His methods make me think of my unannounced visit to his house the previous week when I found myself rooting around the garden.
“If you wake up in the middle of the night with me sitting on your head and my friend sitting on your wife, you would pay me I think. No?”
What would he have done had he found me in his undergrowth, I wonder.
It’s now nearly four o’clock and Eef’s mobile phone rings. He says it is the police and he answers in English. We hear him giving directions to the house. A few minutes later the phone rings again and it is put on speaker phone so we call all hear.
“We are coming to see your house,” a voice says, again in English, “where is it?” Another attempt to explain the remote setting fails and Eef offers to drive to the main road to guide them to their target. He sets off leaving around three dozen members of the media in his garden, open-mouthed.
The police arrive and remind the journalists of Portugal’s secrecy of law and say they cannot reveal what they are doing. They also say we are not allowed to film them. Their every move, however, is being tracked by at least 15 television video cameras while more than a dozen stills photographers take their pictures. Wherever you look, on either side of the valley, is a camera. Five hundred metres up the valley we see one of AP’s cameramen from Madrid being chased by what appears to be a Chihuahua.
“They search a crematorium for Madeleine and tell us we can’t use the pictures. This just goes to show how naive they are,” says one UK tabloid snapper.

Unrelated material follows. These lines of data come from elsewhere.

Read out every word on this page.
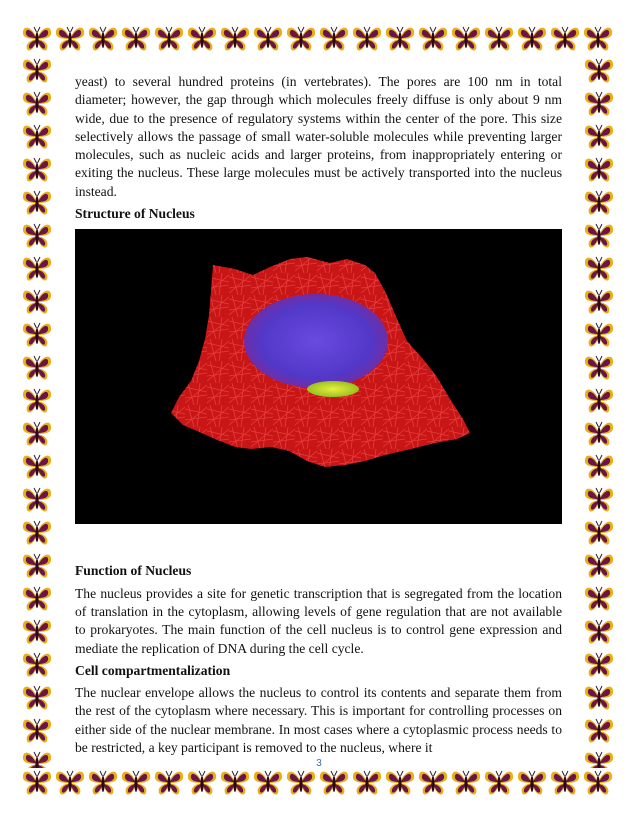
yeast) to several hundred proteins (in vertebrates). The pores are 100 nm in total diameter; however, the gap through which molecules freely diffuse is only about 9 nm wide, due to the presence of regulatory systems within the center of the pore. This size selectively allows the passage of small water-soluble molecules while preventing larger molecules, such as nucleic acids and larger proteins, from inappropriately entering or exiting the nucleus. These large molecules must be actively transported into the nucleus instead.

Structure of Nucleus

Function of Nucleus

The nucleus provides a site for genetic transcription that is segregated from the location of translation in the cytoplasm, allowing levels of gene regulation that are not available to prokaryotes. The main function of the cell nucleus is to control gene expression and mediate the replication of DNA during the cell cycle.

Cell compartmentalization

The nuclear envelope allows the nucleus to control its contents and separate them from the rest of the cytoplasm where necessary. This is important for controlling processes on either side of the nuclear membrane. In most cases where a cytoplasmic process needs to be restricted, a key participant is removed to the nucleus, where it

3
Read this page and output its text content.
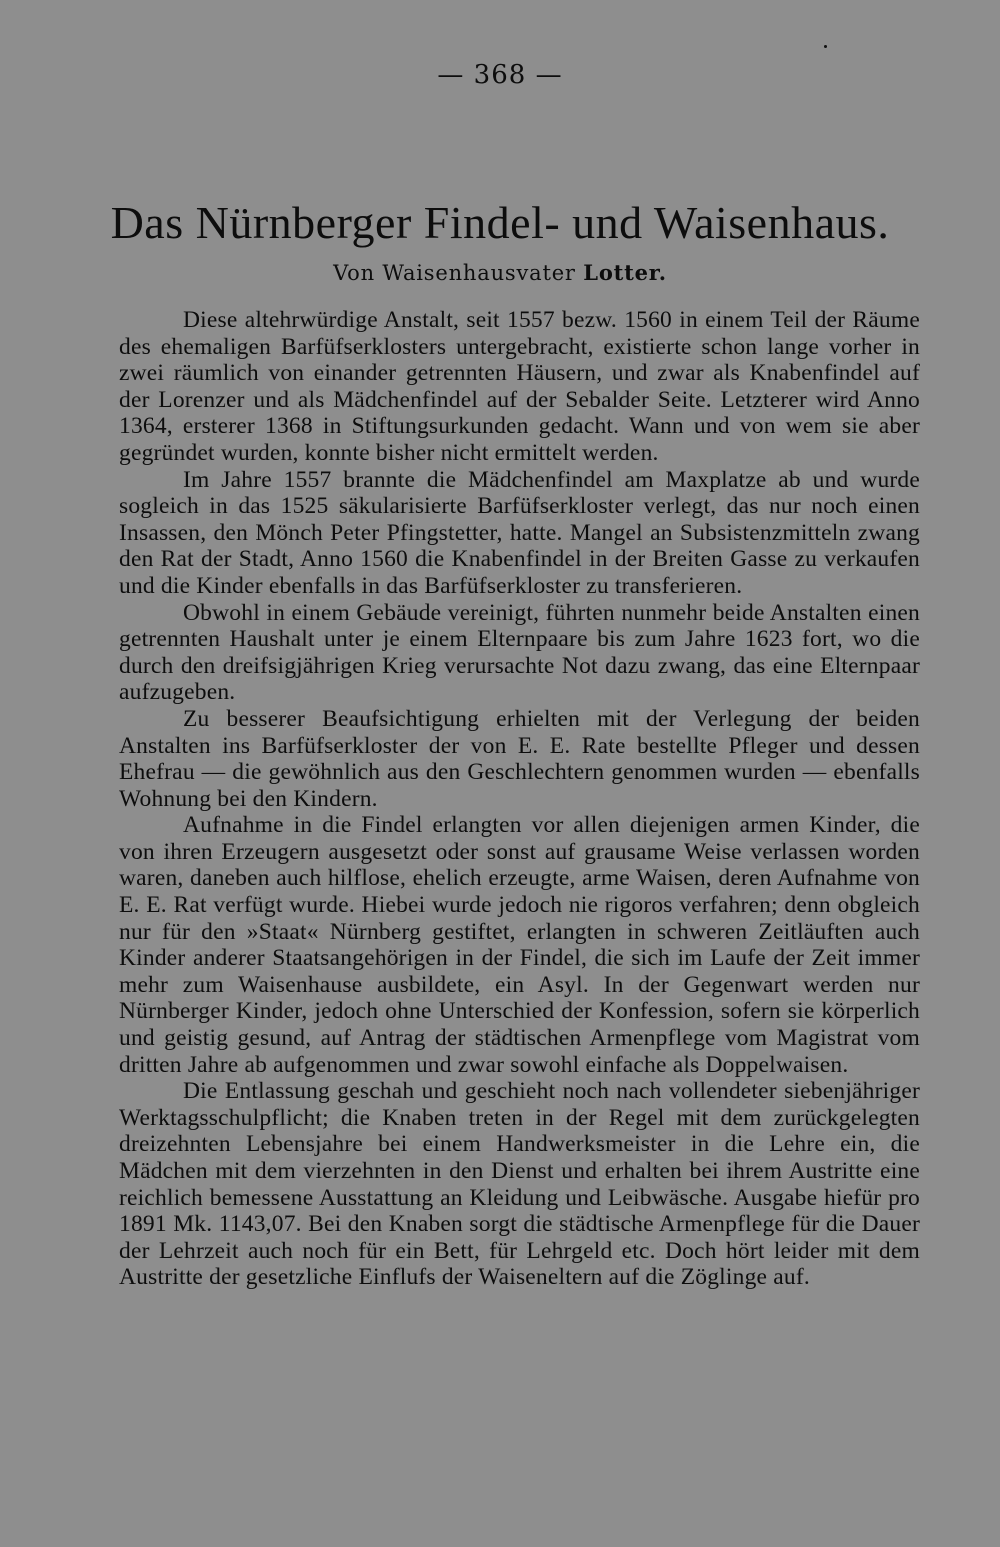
— 368 —
Das Nürnberger Findel- und Waisenhaus.
Von Waisenhausvater Lotter.

Diese altehrwürdige Anstalt, seit 1557 bezw. 1560 in einem Teil der Räume des ehemaligen Barfüfserklosters untergebracht, existierte schon lange vorher in zwei räumlich von einander getrennten Häusern, und zwar als Knabenfindel auf der Lorenzer und als Mädchenfindel auf der Sebalder Seite. Letzterer wird Anno 1364, ersterer 1368 in Stiftungsurkunden gedacht. Wann und von wem sie aber gegründet wurden, konnte bisher nicht ermittelt werden.

Im Jahre 1557 brannte die Mädchenfindel am Maxplatze ab und wurde sogleich in das 1525 säkularisierte Barfüfserkloster verlegt, das nur noch einen Insassen, den Mönch Peter Pfingstetter, hatte. Mangel an Subsistenzmitteln zwang den Rat der Stadt, Anno 1560 die Knabenfindel in der Breiten Gasse zu verkaufen und die Kinder ebenfalls in das Barfüfserkloster zu transferieren.

Obwohl in einem Gebäude vereinigt, führten nunmehr beide Anstalten einen getrennten Haushalt unter je einem Elternpaare bis zum Jahre 1623 fort, wo die durch den dreifsigjährigen Krieg verursachte Not dazu zwang, das eine Elternpaar aufzugeben.

Zu besserer Beaufsichtigung erhielten mit der Verlegung der beiden Anstalten ins Barfüfserkloster der von E. E. Rate bestellte Pfleger und dessen Ehefrau — die gewöhnlich aus den Geschlechtern genommen wurden — ebenfalls Wohnung bei den Kindern.

Aufnahme in die Findel erlangten vor allen diejenigen armen Kinder, die von ihren Erzeugern ausgesetzt oder sonst auf grausame Weise verlassen worden waren, daneben auch hilflose, ehelich erzeugte, arme Waisen, deren Aufnahme von E. E. Rat verfügt wurde. Hiebei wurde jedoch nie rigoros verfahren; denn obgleich nur für den »Staat« Nürnberg gestiftet, erlangten in schweren Zeitläuften auch Kinder anderer Staatsangehörigen in der Findel, die sich im Laufe der Zeit immer mehr zum Waisenhause ausbildete, ein Asyl. In der Gegenwart werden nur Nürnberger Kinder, jedoch ohne Unterschied der Konfession, sofern sie körperlich und geistig gesund, auf Antrag der städtischen Armenpflege vom Magistrat vom dritten Jahre ab aufgenommen und zwar sowohl einfache als Doppelwaisen.

Die Entlassung geschah und geschieht noch nach vollendeter siebenjähriger Werktagsschulpflicht; die Knaben treten in der Regel mit dem zurückgelegten dreizehnten Lebensjahre bei einem Handwerksmeister in die Lehre ein, die Mädchen mit dem vierzehnten in den Dienst und erhalten bei ihrem Austritte eine reichlich bemessene Ausstattung an Kleidung und Leibwäsche. Ausgabe hiefür pro 1891 Mk. 1143,07. Bei den Knaben sorgt die städtische Armenpflege für die Dauer der Lehrzeit auch noch für ein Bett, für Lehrgeld etc. Doch hört leider mit dem Austritte der gesetzliche Einflufs der Waiseneltern auf die Zöglinge auf.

When the police leave Eef is surrounded again and tells us they asked him three times if he had spoken to Madeleine’s parents. He also says the officers took away the paperwork and permissions he needs to operate his incinerators as a pet crematorium. So, we are now at a loss to know for sure if this is part of the inquiry into Madeleine’s disappearance or a local dispute between a maverick Dutch businessman and his neighbours in the mountains above the Algarve.
Eef knows what he thinks, but the police will not confirm or deny anything. We file a story based on what Eef has told us about the officers’ line of questioning but with little else of what he has told us. It’s too odd. That said, very little that has ever been printed about the investigation into the disappearance of Madeleine McCann has ever been confirmed, but still it is broadcast and published. Today would be no different, except video of the police officers faces is blurred before we give it to clients. A simple enough act of compliance.
Coverage of the Madeleine investigation in general and today in particular may spark debate over the strength of sources for some time to come. It also leaves me with an uneasy vision – that of a large, heavy Dutchman, sitting on his unfortunate customers. It’s a thought I hope to banish before bedtime.